Hi folks. I've been working my tail off. It's still there (kinda still large too) so I need to keep working.
I'm not knocking the cover off the ball, so to speak, and part of my problem is that I'm part of an industry that doesn't always encourage honesty, or the benefit of the client. I'm really, really trying to do my business in an honest fashion, where I put the needs of the client first. But I'm fighting that less-than-stellar reputation on a daily basis.
When did American Business become all about exploitation? I think that paying people less than their efforts are worth encourages short-cuts, dishonesty and outright deception. The SubPrime mess speaks volumes in that area. Anything that makes the Company money is ok. No matter what.
I just keep wondering, is it possible for one to market products and services honestly, with the best interest of the client at heart, and be successful? For me, at this point, just winning people's trust feels like a major victory. I've met with people who've been scammed and lied to, so why should they trust me?
I've been told to remind my clients that the recommended amount of life insurance is 8 to 10 times their current income. See, I have a hard time with that because the recommendation comes from the Insurance Industry. To me it's like McDonalds telling people that the recommended amount of hamburgers is 2 a day.

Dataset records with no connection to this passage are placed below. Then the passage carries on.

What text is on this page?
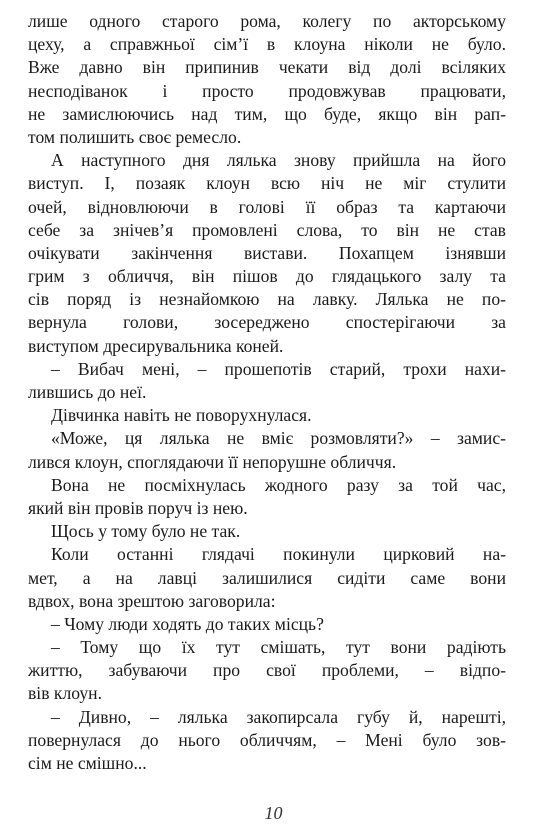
лише одного старого рома, колегу по акторському
цеху, а справжньої сім’ї в клоуна ніколи не було.
Вже давно він припинив чекати від долі всіляких
несподіванок і просто продовжував працювати,
не замислюючись над тим, що буде, якщо він рап-
том полишить своє ремесло.
А наступного дня лялька знову прийшла на його
виступ. І, позаяк клоун всю ніч не міг стулити
очей, відновлюючи в голові її образ та картаючи
себе за знічев’я промовлені слова, то він не став
очікувати закінчення вистави. Похапцем ізнявши
грим з обличчя, він пішов до глядацького залу та
сів поряд із незнайомкою на лавку. Лялька не по-
вернула голови, зосереджено спостерігаючи за
виступом дресирувальника коней.
– Вибач мені, – прошепотів старий, трохи нахи-
лившись до неї.
Дівчинка навіть не поворухнулася.
«Може, ця лялька не вміє розмовляти?» – замис-
лився клоун, споглядаючи її непорушне обличчя.
Вона не посміхнулась жодного разу за той час,
який він провів поруч із нею.
Щось у тому було не так.
Коли останні глядачі покинули цирковий на-
мет, а на лавці залишилися сидіти саме вони
вдвох, вона зрештою заговорила:
– Чому люди ходять до таких місць?
– Тому що їх тут смішать, тут вони радіють
життю, забуваючи про свої проблеми, – відпо-
вів клоун.
– Дивно, – лялька закопирсала губу й, нарешті,
повернулася до нього обличчям, – Мені було зов-
сім не смішно...
10
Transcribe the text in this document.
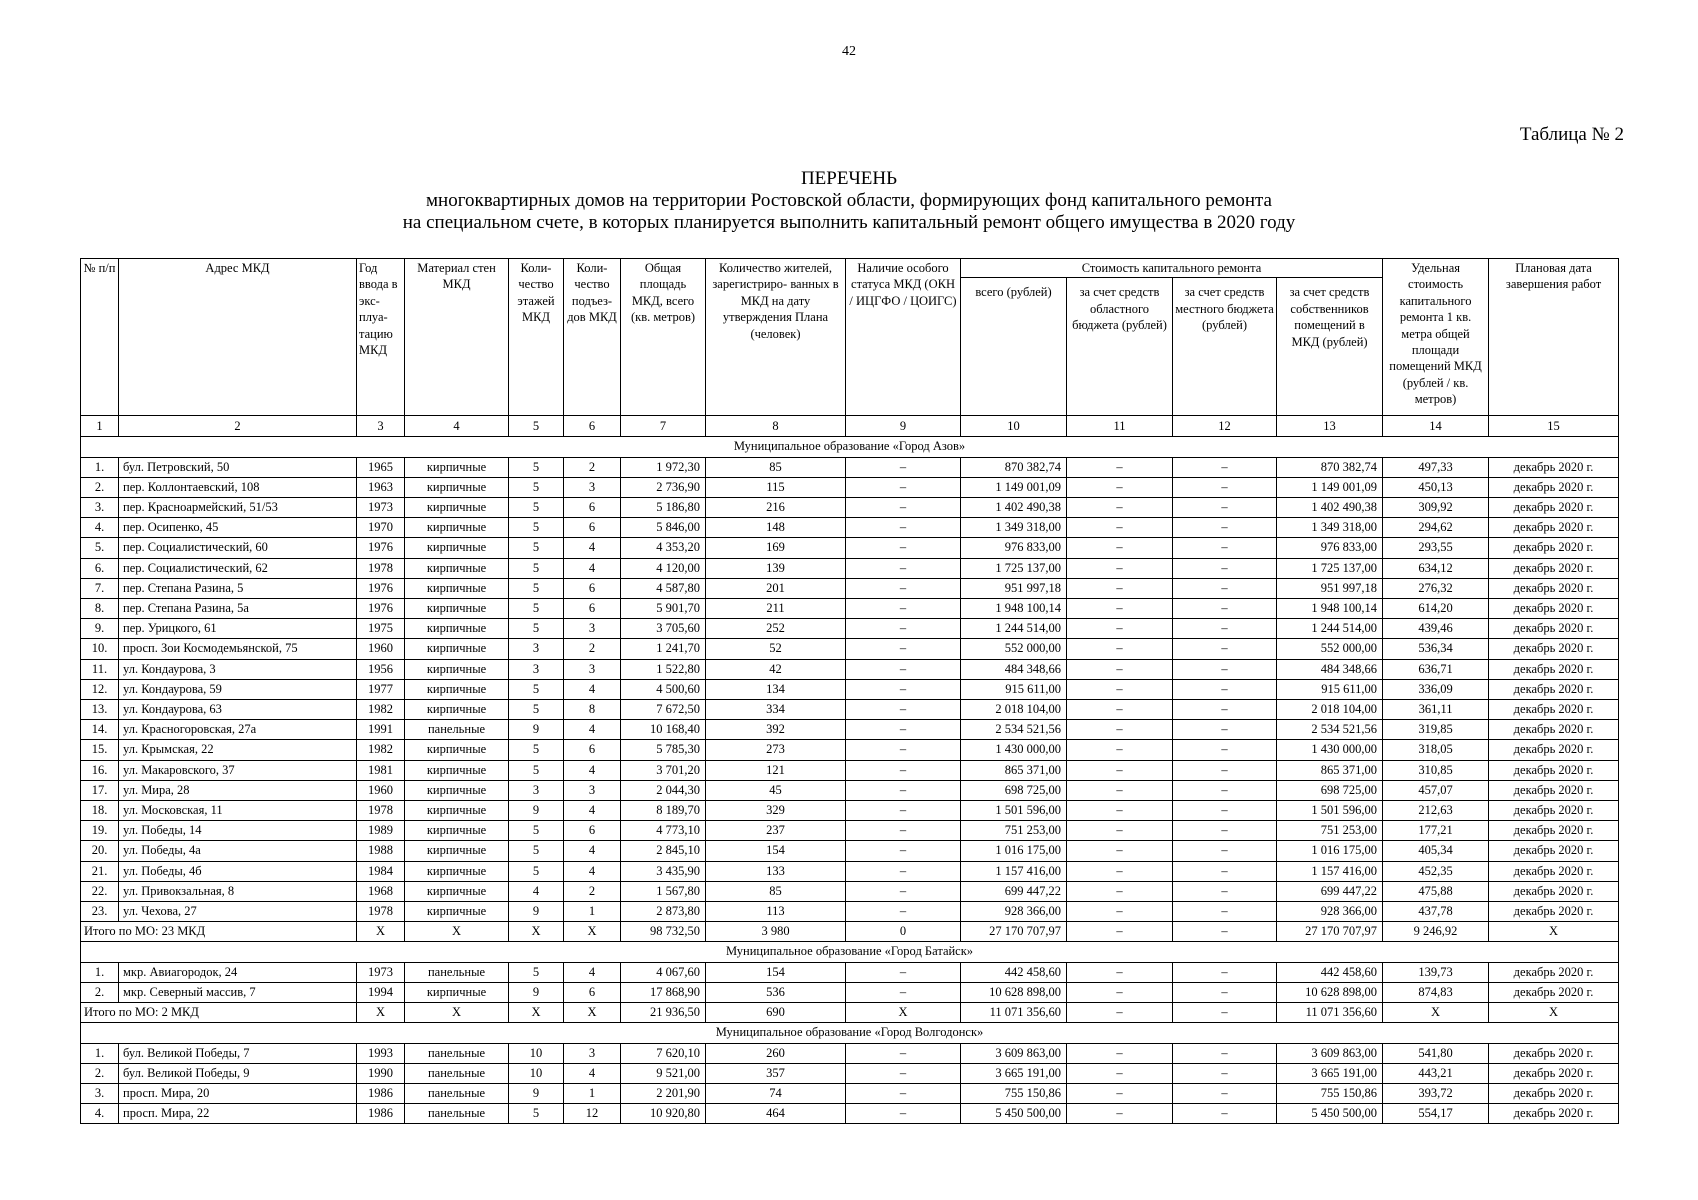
42
Таблица № 2
ПЕРЕЧЕНЬ
многоквартирных домов на территории Ростовской области, формирующих фонд капитального ремонта
на специальном счете, в которых планируется выполнить капитальный ремонт общего имущества в 2020 году
№ п/п	Адрес МКД	Год ввода в экс- плуа- тацию МКД	Материал стен МКД	Коли- чество этажей МКД	Коли- чество подъез- дов МКД	Общая площадь МКД, всего (кв. метров)	Количество жителей, зарегистриро- ванных в МКД на дату утверждения Плана (человек)	Наличие особого статуса МКД (ОКН / ИЦГФО / ЦОИГС)	Стоимость капитального ремонта				Удельная стоимость капитального ремонта 1 кв. метра общей площади помещений МКД (рублей / кв. метров)	Плановая дата завершения работ
									всего (рублей)	за счет средств областного бюджета (рублей)	за счет средств местного бюджета (рублей)	за счет средств собственников помещений в МКД (рублей)		
1	2	3	4	5	6	7	8	9	10	11	12	13	14	15
Муниципальное образование «Город Азов»														
1.	бул. Петровский, 50	1965	кирпичные	5	2	1 972,30	85	–	870 382,74	–	–	870 382,74	497,33	декабрь 2020 г.
2.	пер. Коллонтаевский, 108	1963	кирпичные	5	3	2 736,90	115	–	1 149 001,09	–	–	1 149 001,09	450,13	декабрь 2020 г.
3.	пер. Красноармейский, 51/53	1973	кирпичные	5	6	5 186,80	216	–	1 402 490,38	–	–	1 402 490,38	309,92	декабрь 2020 г.
4.	пер. Осипенко, 45	1970	кирпичные	5	6	5 846,00	148	–	1 349 318,00	–	–	1 349 318,00	294,62	декабрь 2020 г.
5.	пер. Социалистический, 60	1976	кирпичные	5	4	4 353,20	169	–	976 833,00	–	–	976 833,00	293,55	декабрь 2020 г.
6.	пер. Социалистический, 62	1978	кирпичные	5	4	4 120,00	139	–	1 725 137,00	–	–	1 725 137,00	634,12	декабрь 2020 г.
7.	пер. Степана Разина, 5	1976	кирпичные	5	6	4 587,80	201	–	951 997,18	–	–	951 997,18	276,32	декабрь 2020 г.
8.	пер. Степана Разина, 5а	1976	кирпичные	5	6	5 901,70	211	–	1 948 100,14	–	–	1 948 100,14	614,20	декабрь 2020 г.
9.	пер. Урицкого, 61	1975	кирпичные	5	3	3 705,60	252	–	1 244 514,00	–	–	1 244 514,00	439,46	декабрь 2020 г.
10.	просп. Зои Космодемьянской, 75	1960	кирпичные	3	2	1 241,70	52	–	552 000,00	–	–	552 000,00	536,34	декабрь 2020 г.
11.	ул. Кондаурова, 3	1956	кирпичные	3	3	1 522,80	42	–	484 348,66	–	–	484 348,66	636,71	декабрь 2020 г.
12.	ул. Кондаурова, 59	1977	кирпичные	5	4	4 500,60	134	–	915 611,00	–	–	915 611,00	336,09	декабрь 2020 г.
13.	ул. Кондаурова, 63	1982	кирпичные	5	8	7 672,50	334	–	2 018 104,00	–	–	2 018 104,00	361,11	декабрь 2020 г.
14.	ул. Красногоровская, 27а	1991	панельные	9	4	10 168,40	392	–	2 534 521,56	–	–	2 534 521,56	319,85	декабрь 2020 г.
15.	ул. Крымская, 22	1982	кирпичные	5	6	5 785,30	273	–	1 430 000,00	–	–	1 430 000,00	318,05	декабрь 2020 г.
16.	ул. Макаровского, 37	1981	кирпичные	5	4	3 701,20	121	–	865 371,00	–	–	865 371,00	310,85	декабрь 2020 г.
17.	ул. Мира, 28	1960	кирпичные	3	3	2 044,30	45	–	698 725,00	–	–	698 725,00	457,07	декабрь 2020 г.
18.	ул. Московская, 11	1978	кирпичные	9	4	8 189,70	329	–	1 501 596,00	–	–	1 501 596,00	212,63	декабрь 2020 г.
19.	ул. Победы, 14	1989	кирпичные	5	6	4 773,10	237	–	751 253,00	–	–	751 253,00	177,21	декабрь 2020 г.
20.	ул. Победы, 4а	1988	кирпичные	5	4	2 845,10	154	–	1 016 175,00	–	–	1 016 175,00	405,34	декабрь 2020 г.
21.	ул. Победы, 4б	1984	кирпичные	5	4	3 435,90	133	–	1 157 416,00	–	–	1 157 416,00	452,35	декабрь 2020 г.
22.	ул. Привокзальная, 8	1968	кирпичные	4	2	1 567,80	85	–	699 447,22	–	–	699 447,22	475,88	декабрь 2020 г.
23.	ул. Чехова, 27	1978	кирпичные	9	1	2 873,80	113	–	928 366,00	–	–	928 366,00	437,78	декабрь 2020 г.
Итого по МО: 23 МКД		X	X	X	X	98 732,50	3 980	0	27 170 707,97	–	–	27 170 707,97	9 246,92	X
Муниципальное образование «Город Батайск»														
1.	мкр. Авиагородок, 24	1973	панельные	5	4	4 067,60	154	–	442 458,60	–	–	442 458,60	139,73	декабрь 2020 г.
2.	мкр. Северный массив, 7	1994	кирпичные	9	6	17 868,90	536	–	10 628 898,00	–	–	10 628 898,00	874,83	декабрь 2020 г.
Итого по МО: 2 МКД		X	X	X	X	21 936,50	690	X	11 071 356,60	–	–	11 071 356,60	X	X
Муниципальное образование «Город Волгодонск»														
1.	бул. Великой Победы, 7	1993	панельные	10	3	7 620,10	260	–	3 609 863,00	–	–	3 609 863,00	541,80	декабрь 2020 г.
2.	бул. Великой Победы, 9	1990	панельные	10	4	9 521,00	357	–	3 665 191,00	–	–	3 665 191,00	443,21	декабрь 2020 г.
3.	просп. Мира, 20	1986	панельные	9	1	2 201,90	74	–	755 150,86	–	–	755 150,86	393,72	декабрь 2020 г.
4.	просп. Мира, 22	1986	панельные	5	12	10 920,80	464	–	5 450 500,00	–	–	5 450 500,00	554,17	декабрь 2020 г.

Part of my training included what not to say to people. The "Not To Says" were things that I would just consider being honest.
My approach to my service business is identifying need and offering to fill that need in a means to the client's benefit. I do believe that people should carry life insurance. People need to pay for funerals, medical expenses, and provide income to help the survivors get through the difficult times after someone passes early and unexpectedly. The way I approach the situation is to go over what the financial needs would be, and design an insurance program to meet those needs, and nothing more. A young father with a wife, 3 kids, a mortgage and some extra debt needs more coverage than a woman in her 40's with a husband and an apartment and an 18 year old child. I want to match them to the right amount.

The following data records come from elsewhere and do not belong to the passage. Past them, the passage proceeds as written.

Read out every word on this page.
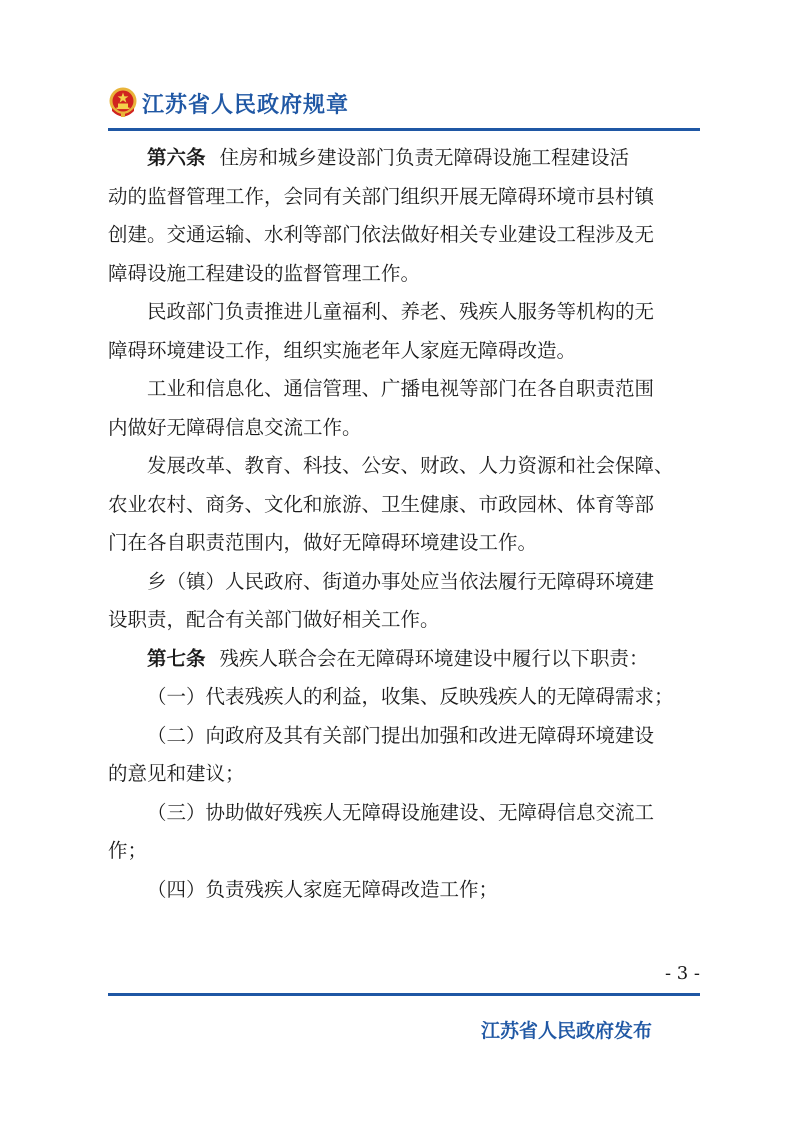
江苏省人民政府规章

第六条 住房和城乡建设部门负责无障碍设施工程建设活
动的监督管理工作，会同有关部门组织开展无障碍环境市县村镇
创建。交通运输、水利等部门依法做好相关专业建设工程涉及无
障碍设施工程建设的监督管理工作。

民政部门负责推进儿童福利、养老、残疾人服务等机构的无
障碍环境建设工作，组织实施老年人家庭无障碍改造。

工业和信息化、通信管理、广播电视等部门在各自职责范围
内做好无障碍信息交流工作。

发展改革、教育、科技、公安、财政、人力资源和社会保障、
农业农村、商务、文化和旅游、卫生健康、市政园林、体育等部
门在各自职责范围内，做好无障碍环境建设工作。

乡（镇）人民政府、街道办事处应当依法履行无障碍环境建
设职责，配合有关部门做好相关工作。

第七条 残疾人联合会在无障碍环境建设中履行以下职责：

（一）代表残疾人的利益，收集、反映残疾人的无障碍需求；

（二）向政府及其有关部门提出加强和改进无障碍环境建设
的意见和建议；

（三）协助做好残疾人无障碍设施建设、无障碍信息交流工
作；

（四）负责残疾人家庭无障碍改造工作；

- 3 -
江苏省人民政府发布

Same goes for retirement savings. People can't save more than they're comfortable putting aside. And not every financial instrument is a suitable investment for every client. Mutual funds are great. Individual stock investments can bear an enormous amount of risk (Enron, Lehman Bros. anyone?) and annuities are good for people who are looking for supplements to their retirement savings.

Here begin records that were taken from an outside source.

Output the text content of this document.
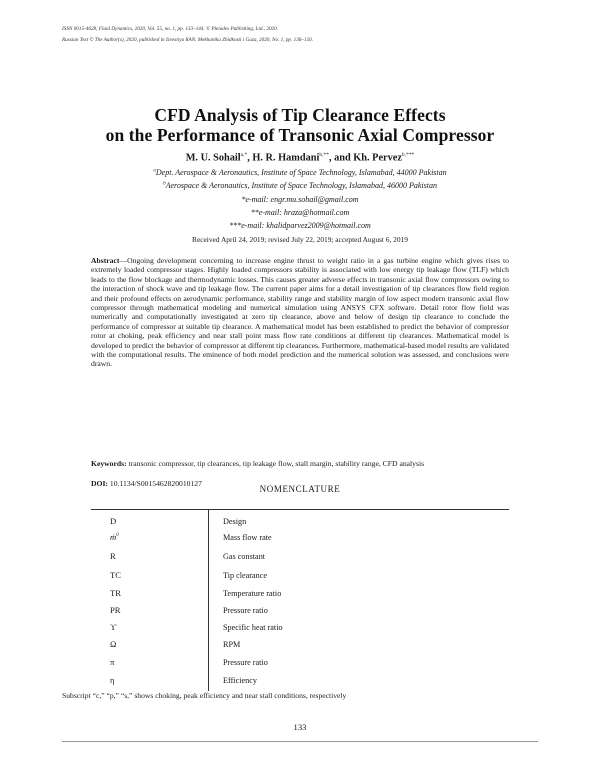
ISSN 0015-4628, Fluid Dynamics, 2020, Vol. 55, no. 1, pp. 133–144. © Pleiades Publishing, Ltd., 2020.
Russian Text © The Author(s), 2020, published in Izvestiya RAN. Mekhanika Zhidkosti i Gaza, 2020, No. 1, pp. 136–150.
CFD Analysis of Tip Clearance Effects
on the Performance of Transonic Axial Compressor
M. U. Sohail$^{a,*}$, H. R. Hamdani$^{b,**}$, and Kh. Pervez$^{b,***}$
$^a$Dept. Aerospace & Aeronautics, Institute of Space Technology, Islamabad, 44000 Pakistan
$^b$Aerospace & Aeronautics, Institute of Space Technology, Islamabad, 46000 Pakistan
*e-mail: engr.mu.sohail@gmail.com
**e-mail: hraza@hotmail.com
***e-mail: khalidparvez2009@hotmail.com
Received April 24, 2019; revised July 22, 2019; accepted August 6, 2019
Abstract—Ongoing development concerning to increase engine thrust to weight ratio in a gas turbine engine which gives rises to extremely loaded compressor stages. Highly loaded compressors stability is associated with low energy tip leakage flow (TLF) which leads to the flow blockage and thermodynamic losses. This causes greater adverse effects in transonic axial flow compressors owing to the interaction of shock wave and tip leakage flow. The current paper aims for a detail investigation of tip clearances flow field region and their profound effects on aerodynamic performance, stability range and stability margin of low aspect modern transonic axial flow compressor through mathematical modeling and numerical simulation using ANSYS CFX software. Detail rotor flow field was numerically and computationally investigated at zero tip clearance, above and below of design tip clearance to conclude the performance of compressor at suitable tip clearance. A mathematical model has been established to predict the behavior of compressor rotor at choking, peak efficiency and near stall point mass flow rate conditions at different tip clearances. Mathematical model is developed to predict the behavior of compressor at different tip clearances. Furthermore, mathematical-based model results are validated with the computational results. The eminence of both model prediction and the numerical solution was assessed, and conclusions were drawn.
Keywords: transonic compressor, tip clearances, tip leakage flow, stall margin, stability range, CFD analysis
DOI: 10.1134/S0015462820010127
NOMENCLATURE
D	Design
ṁ$^0$	Mass flow rate
R	Gas constant
TC	Tip clearance
TR	Temperature ratio
PR	Pressure ratio
ϒ	Specific heat ratio
Ω	RPM
π	Pressure ratio
η	Efficiency
Subscript “c,” “p,” “s,” shows choking, peak efficiency and near stall conditions, respectively
133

I believe I have the means to sit down with clients, analyze their needs and design programs and services to meet those needs in a way that benefits them, while also benefitting me by compensating me for my time and efforts. I think this can be a mutually beneficial situation and try to act accordingly.
But I get a lot of flack. If I meet clients who have adequate insurance coverage, I tell them so, and leave it alone. If they're saving enough for retirement, I back off.
I refuse to engage in subterfuge, and I refuse to pull out the smoke and mirrors. I try to deal honestly and fairly. If I can't improve one's situation, I don't do business. If I can, I show how I can and let the clients make up their minds. I refuse to be a door-to-door snake oil salesman.
I have a lot to learn I guess.
But wouldn't it be easier to offer products and services at a price people can afford and without trying to "sell" them? I have those means at my disposal. I just don't get a lot of encouragement to use them.